Loyalty programs are flush with information about members—from category and brand preferences to price and promotion sensitivity. This information is essential to developing programs that target and resonate with a retailer’s best customers.
Personalization begins with knowing the shopper
Personalization will be the crux of future retail success. This does not mean retailers should abandon mass-marketing programs. Rather, the future will be about supplementing mass efforts with targeted programs aimed at deepening a customer’s relationship with a retailer. Getting this right means that retailers need to know their customers inside-out, so they have the right marketing programs, the right products and assortments with the right prices and marketing messages aimed at positively influencing customer loyalty and driving activation.
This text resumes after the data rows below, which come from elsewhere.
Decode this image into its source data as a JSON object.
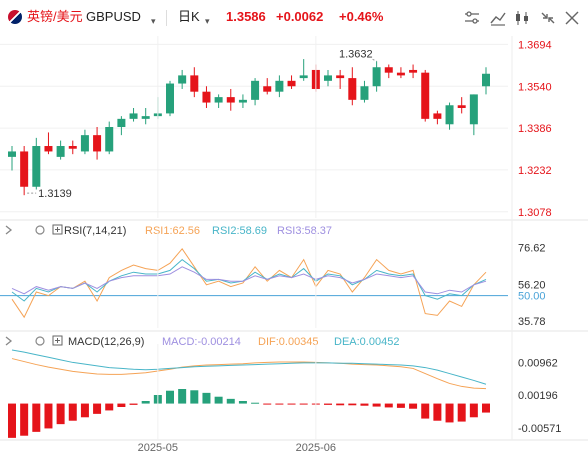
{
  "header": {
    "pair_cn": "英镑/美元",
    "symbol": "GBPUSD",
    "interval": "日K",
    "price": "1.3586",
    "change": "+0.0062",
    "change_pct": "+0.46%"
  },
  "colors": {
    "up": "#26a17b",
    "down": "#e5141a",
    "accent": "#e5141a",
    "rsi1": "#f5a356",
    "rsi2": "#48b5c8",
    "rsi3": "#9e8fe0",
    "ref_line": "#4aa3d8"
  },
  "toolbar_icons": [
    "settings-icon",
    "chart-type-icon",
    "indicator-icon",
    "collapse-icon",
    "close-icon"
  ],
  "chart_data": [
    {
      "type": "candlestick",
      "title": "GBPUSD 日K",
      "y_ticks": [
        "1.3694",
        "1.3540",
        "1.3386",
        "1.3232",
        "1.3078"
      ],
      "ylim": [
        1.3055,
        1.3725
      ],
      "x_ticks": [
        {
          "label": "2025-05",
          "index": 12
        },
        {
          "label": "2025-06",
          "index": 25
        }
      ],
      "annotations": [
        {
          "label": "1.3632",
          "index": 30,
          "value": 1.3632
        },
        {
          "label": "1.3139",
          "index": 1,
          "value": 1.3139
        }
      ],
      "candles": [
        {
          "o": 1.328,
          "h": 1.332,
          "l": 1.323,
          "c": 1.33
        },
        {
          "o": 1.33,
          "h": 1.332,
          "l": 1.3139,
          "c": 1.317
        },
        {
          "o": 1.317,
          "h": 1.335,
          "l": 1.316,
          "c": 1.332
        },
        {
          "o": 1.332,
          "h": 1.337,
          "l": 1.329,
          "c": 1.33
        },
        {
          "o": 1.328,
          "h": 1.334,
          "l": 1.327,
          "c": 1.332
        },
        {
          "o": 1.332,
          "h": 1.334,
          "l": 1.329,
          "c": 1.331
        },
        {
          "o": 1.33,
          "h": 1.338,
          "l": 1.329,
          "c": 1.336
        },
        {
          "o": 1.336,
          "h": 1.339,
          "l": 1.327,
          "c": 1.33
        },
        {
          "o": 1.33,
          "h": 1.341,
          "l": 1.329,
          "c": 1.339
        },
        {
          "o": 1.339,
          "h": 1.343,
          "l": 1.336,
          "c": 1.342
        },
        {
          "o": 1.342,
          "h": 1.346,
          "l": 1.341,
          "c": 1.344
        },
        {
          "o": 1.342,
          "h": 1.346,
          "l": 1.34,
          "c": 1.343
        },
        {
          "o": 1.343,
          "h": 1.35,
          "l": 1.342,
          "c": 1.344
        },
        {
          "o": 1.344,
          "h": 1.356,
          "l": 1.343,
          "c": 1.355
        },
        {
          "o": 1.355,
          "h": 1.36,
          "l": 1.353,
          "c": 1.358
        },
        {
          "o": 1.358,
          "h": 1.361,
          "l": 1.35,
          "c": 1.352
        },
        {
          "o": 1.352,
          "h": 1.354,
          "l": 1.346,
          "c": 1.348
        },
        {
          "o": 1.348,
          "h": 1.351,
          "l": 1.346,
          "c": 1.35
        },
        {
          "o": 1.35,
          "h": 1.353,
          "l": 1.345,
          "c": 1.348
        },
        {
          "o": 1.348,
          "h": 1.351,
          "l": 1.346,
          "c": 1.349
        },
        {
          "o": 1.349,
          "h": 1.357,
          "l": 1.347,
          "c": 1.356
        },
        {
          "o": 1.354,
          "h": 1.357,
          "l": 1.351,
          "c": 1.352
        },
        {
          "o": 1.352,
          "h": 1.358,
          "l": 1.35,
          "c": 1.356
        },
        {
          "o": 1.356,
          "h": 1.358,
          "l": 1.353,
          "c": 1.354
        },
        {
          "o": 1.357,
          "h": 1.364,
          "l": 1.356,
          "c": 1.358
        },
        {
          "o": 1.36,
          "h": 1.362,
          "l": 1.352,
          "c": 1.353
        },
        {
          "o": 1.356,
          "h": 1.36,
          "l": 1.354,
          "c": 1.358
        },
        {
          "o": 1.358,
          "h": 1.36,
          "l": 1.353,
          "c": 1.357
        },
        {
          "o": 1.357,
          "h": 1.361,
          "l": 1.347,
          "c": 1.349
        },
        {
          "o": 1.349,
          "h": 1.356,
          "l": 1.348,
          "c": 1.354
        },
        {
          "o": 1.354,
          "h": 1.3632,
          "l": 1.352,
          "c": 1.361
        },
        {
          "o": 1.361,
          "h": 1.362,
          "l": 1.357,
          "c": 1.359
        },
        {
          "o": 1.359,
          "h": 1.361,
          "l": 1.357,
          "c": 1.358
        },
        {
          "o": 1.36,
          "h": 1.362,
          "l": 1.357,
          "c": 1.359
        },
        {
          "o": 1.359,
          "h": 1.36,
          "l": 1.341,
          "c": 1.342
        },
        {
          "o": 1.344,
          "h": 1.345,
          "l": 1.34,
          "c": 1.342
        },
        {
          "o": 1.34,
          "h": 1.348,
          "l": 1.338,
          "c": 1.347
        },
        {
          "o": 1.347,
          "h": 1.35,
          "l": 1.344,
          "c": 1.346
        },
        {
          "o": 1.34,
          "h": 1.351,
          "l": 1.336,
          "c": 1.351
        },
        {
          "o": 1.354,
          "h": 1.361,
          "l": 1.351,
          "c": 1.3586
        }
      ]
    },
    {
      "type": "line",
      "title": "RSI(7,14,21)",
      "legend": [
        {
          "name": "RSI1",
          "value": "62.56"
        },
        {
          "name": "RSI2",
          "value": "58.69"
        },
        {
          "name": "RSI3",
          "value": "58.37"
        }
      ],
      "y_ticks": [
        "76.62",
        "56.20",
        "50.00",
        "35.78"
      ],
      "ylim": [
        32,
        82
      ],
      "ref_line": 50,
      "series": [
        {
          "name": "RSI1",
          "values": [
            48,
            38,
            52,
            50,
            55,
            54,
            58,
            47,
            60,
            64,
            67,
            65,
            64,
            68,
            76,
            66,
            56,
            58,
            55,
            57,
            66,
            58,
            64,
            60,
            70,
            55,
            64,
            62,
            52,
            60,
            70,
            64,
            62,
            64,
            40,
            39,
            47,
            44,
            56,
            63
          ]
        },
        {
          "name": "RSI2",
          "values": [
            52,
            47,
            54,
            52,
            55,
            54,
            57,
            52,
            58,
            61,
            63,
            62,
            62,
            64,
            70,
            65,
            58,
            59,
            57,
            58,
            63,
            59,
            62,
            60,
            65,
            58,
            62,
            61,
            56,
            59,
            64,
            62,
            61,
            62,
            50,
            48,
            51,
            50,
            56,
            59
          ]
        },
        {
          "name": "RSI3",
          "values": [
            54,
            51,
            55,
            53,
            55,
            54,
            57,
            54,
            58,
            60,
            61,
            61,
            61,
            62,
            66,
            63,
            59,
            59,
            58,
            58,
            61,
            59,
            61,
            60,
            62,
            59,
            61,
            60,
            57,
            59,
            62,
            61,
            60,
            61,
            52,
            51,
            53,
            52,
            56,
            58
          ]
        }
      ]
    },
    {
      "type": "bar",
      "title": "MACD(12,26,9)",
      "legend": [
        {
          "name": "MACD",
          "value": "-0.00214"
        },
        {
          "name": "DIF",
          "value": "0.00345"
        },
        {
          "name": "DEA",
          "value": "0.00452"
        }
      ],
      "y_ticks": [
        "0.00962",
        "0.00196",
        "-0.00571"
      ],
      "ylim": [
        -0.0085,
        0.0125
      ],
      "series": [
        {
          "name": "MACD",
          "values": [
            -0.008,
            -0.0075,
            -0.0066,
            -0.0058,
            -0.0048,
            -0.004,
            -0.0032,
            -0.0024,
            -0.0016,
            -0.0008,
            -0.0003,
            0.0006,
            0.002,
            0.003,
            0.0034,
            0.0031,
            0.0025,
            0.0016,
            0.0011,
            0.0006,
            0.0002,
            -0.0001,
            -0.0002,
            -0.0002,
            -0.0002,
            -0.0002,
            -0.0003,
            -0.0004,
            -0.0004,
            -0.0005,
            -0.0007,
            -0.0009,
            -0.001,
            -0.0012,
            -0.0035,
            -0.004,
            -0.0044,
            -0.0042,
            -0.0032,
            -0.0021
          ]
        },
        {
          "name": "DIF",
          "values": [
            0.0105,
            0.0098,
            0.0091,
            0.0085,
            0.008,
            0.0075,
            0.0072,
            0.0069,
            0.0068,
            0.0068,
            0.007,
            0.0072,
            0.0076,
            0.008,
            0.0085,
            0.0088,
            0.009,
            0.0091,
            0.0092,
            0.0093,
            0.0095,
            0.0096,
            0.0097,
            0.0097,
            0.0097,
            0.0096,
            0.0095,
            0.0094,
            0.0092,
            0.0091,
            0.009,
            0.0088,
            0.0086,
            0.0082,
            0.007,
            0.0058,
            0.0047,
            0.004,
            0.0036,
            0.0035
          ]
        },
        {
          "name": "DEA",
          "values": [
            0.0125,
            0.012,
            0.0114,
            0.0108,
            0.0102,
            0.0096,
            0.0092,
            0.0088,
            0.0084,
            0.0082,
            0.008,
            0.0079,
            0.008,
            0.0082,
            0.0084,
            0.0086,
            0.0087,
            0.0088,
            0.0089,
            0.009,
            0.0091,
            0.0092,
            0.0093,
            0.0094,
            0.0095,
            0.0095,
            0.0095,
            0.0094,
            0.0094,
            0.0093,
            0.0092,
            0.0091,
            0.009,
            0.0088,
            0.0084,
            0.0078,
            0.007,
            0.0062,
            0.0054,
            0.0045
          ]
        }
      ]
    }
  ]
}
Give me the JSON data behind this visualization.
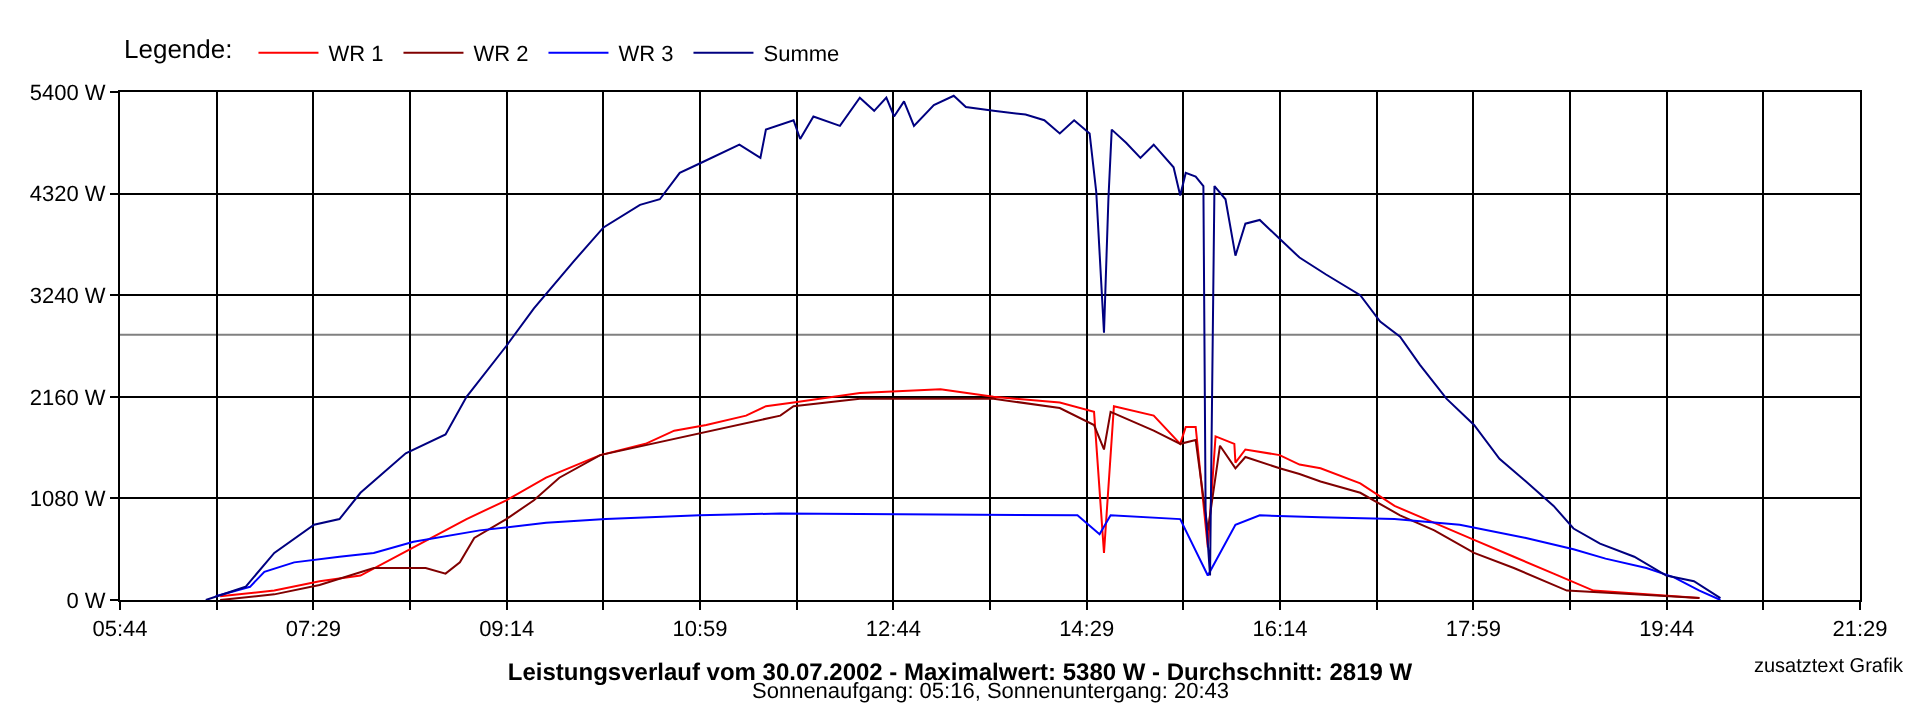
{
  "chart_data": {
    "type": "line",
    "title": "Leistungsverlauf vom 30.07.2002 - Maximalwert: 5380 W - Durchschnitt: 2819 W",
    "subtitle": "Sonnenaufgang: 05:16, Sonnenuntergang: 20:43",
    "legend_title": "Legende:",
    "annotations": [
      "zusatztext Grafik"
    ],
    "series": [
      {
        "name": "WR 1",
        "color": "#ff0000",
        "x": [
          6.64,
          7.13,
          7.54,
          7.91,
          8.39,
          8.87,
          9.23,
          9.59,
          10.08,
          10.49,
          10.75,
          11.04,
          11.4,
          11.58,
          11.83,
          12.43,
          13.16,
          13.64,
          14.24,
          14.55,
          14.64,
          14.73,
          15.09,
          15.33,
          15.38,
          15.47,
          15.58,
          15.65,
          15.82,
          15.83,
          15.92,
          16.23,
          16.41,
          16.6,
          16.96,
          17.27,
          17.63,
          17.99,
          18.35,
          18.71,
          19.07,
          19.55,
          20.03
        ],
        "values": [
          40,
          100,
          200,
          260,
          560,
          860,
          1060,
          1300,
          1540,
          1660,
          1800,
          1860,
          1960,
          2060,
          2100,
          2200,
          2240,
          2160,
          2100,
          2000,
          500,
          2060,
          1960,
          1660,
          1840,
          1840,
          560,
          1740,
          1660,
          1460,
          1600,
          1540,
          1440,
          1400,
          1240,
          1000,
          820,
          640,
          460,
          280,
          100,
          60,
          20
        ]
      },
      {
        "name": "WR 2",
        "color": "#800000",
        "x": [
          6.64,
          7.13,
          7.54,
          8.03,
          8.5,
          8.68,
          8.81,
          8.94,
          9.23,
          9.48,
          9.71,
          10.08,
          11.71,
          11.83,
          12.43,
          13.64,
          14.24,
          14.55,
          14.64,
          14.7,
          15.09,
          15.33,
          15.47,
          15.58,
          15.69,
          15.83,
          15.92,
          16.23,
          16.41,
          16.6,
          16.96,
          17.32,
          17.63,
          17.99,
          18.35,
          18.83,
          19.44,
          20.03
        ],
        "values": [
          0,
          60,
          160,
          340,
          340,
          280,
          400,
          660,
          860,
          1060,
          1300,
          1540,
          1960,
          2060,
          2140,
          2140,
          2040,
          1860,
          1600,
          2000,
          1800,
          1660,
          1700,
          740,
          1640,
          1400,
          1520,
          1400,
          1340,
          1260,
          1140,
          900,
          740,
          500,
          340,
          100,
          60,
          20
        ]
      },
      {
        "name": "WR 3",
        "color": "#0000ff",
        "x": [
          6.6,
          6.91,
          7.04,
          7.31,
          7.72,
          8.03,
          8.39,
          8.99,
          9.59,
          10.13,
          10.98,
          11.71,
          14.4,
          14.6,
          14.7,
          15.33,
          15.58,
          15.83,
          16.05,
          16.6,
          17.27,
          17.86,
          18.46,
          18.89,
          19.18,
          19.55,
          19.8,
          20.03,
          20.22
        ],
        "values": [
          40,
          140,
          300,
          400,
          460,
          500,
          620,
          740,
          820,
          860,
          900,
          920,
          900,
          700,
          900,
          860,
          260,
          800,
          900,
          880,
          860,
          800,
          660,
          540,
          440,
          340,
          240,
          100,
          0
        ]
      },
      {
        "name": "Summe",
        "color": "#000080",
        "x": [
          6.51,
          6.87,
          7.13,
          7.49,
          7.72,
          7.91,
          8.32,
          8.68,
          8.87,
          9.23,
          9.48,
          9.84,
          10.11,
          10.44,
          10.62,
          10.8,
          10.98,
          11.34,
          11.53,
          11.58,
          11.83,
          11.89,
          12.01,
          12.25,
          12.43,
          12.56,
          12.67,
          12.74,
          12.83,
          12.92,
          13.1,
          13.28,
          13.39,
          13.64,
          13.93,
          14.1,
          14.24,
          14.37,
          14.51,
          14.57,
          14.64,
          14.68,
          14.71,
          14.84,
          14.97,
          15.09,
          15.27,
          15.33,
          15.38,
          15.47,
          15.54,
          15.56,
          15.6,
          15.64,
          15.74,
          15.83,
          15.92,
          16.05,
          16.23,
          16.41,
          16.65,
          16.96,
          17.14,
          17.32,
          17.5,
          17.74,
          17.99,
          18.22,
          18.46,
          18.71,
          18.89,
          19.13,
          19.44,
          19.73,
          19.98,
          20.22
        ],
        "values": [
          0,
          140,
          500,
          800,
          860,
          1140,
          1560,
          1760,
          2160,
          2700,
          3100,
          3600,
          3960,
          4200,
          4260,
          4540,
          4640,
          4840,
          4700,
          5000,
          5100,
          4900,
          5140,
          5040,
          5340,
          5200,
          5340,
          5140,
          5300,
          5040,
          5260,
          5360,
          5240,
          5200,
          5160,
          5100,
          4960,
          5100,
          4960,
          4340,
          2840,
          4260,
          5000,
          4860,
          4700,
          4840,
          4600,
          4300,
          4540,
          4500,
          4400,
          940,
          260,
          4400,
          4260,
          3660,
          4000,
          4040,
          3840,
          3640,
          3460,
          3240,
          2960,
          2800,
          2500,
          2140,
          1860,
          1500,
          1260,
          1000,
          760,
          600,
          460,
          260,
          200,
          20
        ]
      }
    ],
    "xlim": [
      5.7333,
      21.4833
    ],
    "xticks": [
      {
        "value": 5.7333,
        "label": "05:44"
      },
      {
        "value": 6.6083,
        "label": null
      },
      {
        "value": 7.4833,
        "label": "07:29"
      },
      {
        "value": 8.3583,
        "label": null
      },
      {
        "value": 9.2333,
        "label": "09:14"
      },
      {
        "value": 10.1083,
        "label": null
      },
      {
        "value": 10.9833,
        "label": "10:59"
      },
      {
        "value": 11.8583,
        "label": null
      },
      {
        "value": 12.7333,
        "label": "12:44"
      },
      {
        "value": 13.6083,
        "label": null
      },
      {
        "value": 14.4833,
        "label": "14:29"
      },
      {
        "value": 15.3583,
        "label": null
      },
      {
        "value": 16.2333,
        "label": "16:14"
      },
      {
        "value": 17.1083,
        "label": null
      },
      {
        "value": 17.9833,
        "label": "17:59"
      },
      {
        "value": 18.8583,
        "label": null
      },
      {
        "value": 19.7333,
        "label": "19:44"
      },
      {
        "value": 20.6083,
        "label": null
      },
      {
        "value": 21.4833,
        "label": "21:29"
      }
    ],
    "ylim": [
      0,
      5400
    ],
    "yticks": [
      {
        "value": 0,
        "label": "0 W"
      },
      {
        "value": 1080,
        "label": "1080 W"
      },
      {
        "value": 2160,
        "label": "2160 W"
      },
      {
        "value": 3240,
        "label": "3240 W"
      },
      {
        "value": 4320,
        "label": "4320 W"
      },
      {
        "value": 5400,
        "label": "5400 W"
      }
    ],
    "ref_lines": [
      {
        "axis": "y",
        "value": 2819,
        "label": null,
        "color": "#808080"
      }
    ],
    "grid": true,
    "legend": "top left",
    "marker": "none",
    "line_style": "solid"
  }
}
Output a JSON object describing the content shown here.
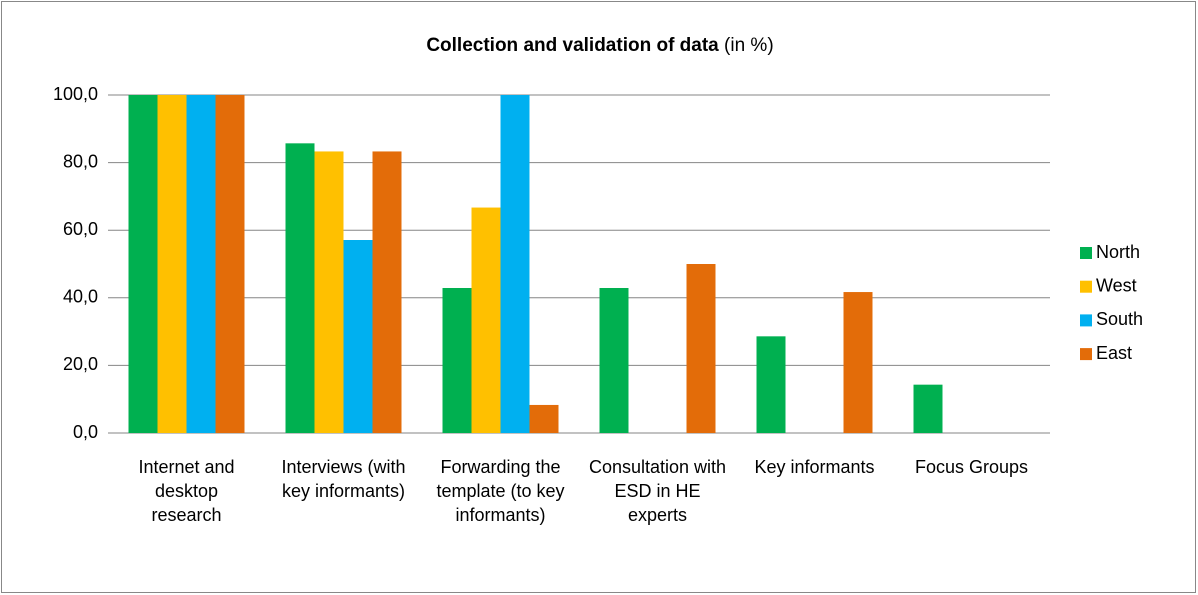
{
  "chart_data": {
    "type": "bar",
    "title": "Collection and validation of data",
    "title_unit": "(in %)",
    "categories": [
      "Internet and desktop research",
      "Interviews (with key informants)",
      "Forwarding the template (to key informants)",
      "Consultation with ESD in HE experts",
      "Key informants",
      "Focus Groups"
    ],
    "series": [
      {
        "name": "North",
        "color": "#00b050",
        "values": [
          100,
          85.7,
          42.9,
          42.9,
          28.6,
          14.3
        ]
      },
      {
        "name": "West",
        "color": "#ffc000",
        "values": [
          100,
          83.3,
          66.7,
          0,
          0,
          0
        ]
      },
      {
        "name": "South",
        "color": "#00b0f0",
        "values": [
          100,
          57.1,
          100,
          0,
          0,
          0
        ]
      },
      {
        "name": "East",
        "color": "#e36c09",
        "values": [
          100,
          83.3,
          8.3,
          50,
          41.7,
          0
        ]
      }
    ],
    "ylim": [
      0,
      100
    ],
    "yticks": [
      {
        "value": 0,
        "label": "0,0"
      },
      {
        "value": 20,
        "label": "20,0"
      },
      {
        "value": 40,
        "label": "40,0"
      },
      {
        "value": 60,
        "label": "60,0"
      },
      {
        "value": 80,
        "label": "80,0"
      },
      {
        "value": 100,
        "label": "100,0"
      }
    ],
    "grid": true,
    "legend": "right"
  }
}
Targeting these high-value and potential customers is not easy. Traditional scanner and demographic data and frequent shopper program data provide some visibility into important shopper attitudes and behaviors. However, this does not provide the all-important 360-degree view of shopping and spending habits or visibility into rest of market and national coverage.
“The path to purchase has become a maze of twists and turns, with thousands of points of interaction along the way,” adds Viamari. “Retailers need to harness the vast sea of big data around shopper attitudes and behaviors, and bring it together in integrated and real-time fashion. Only then will they understand what is moving the needle today, and predict and prepare for what tomorrow will bring, so that they can consistently serve their customers in a highly personalized and engaging fashion.”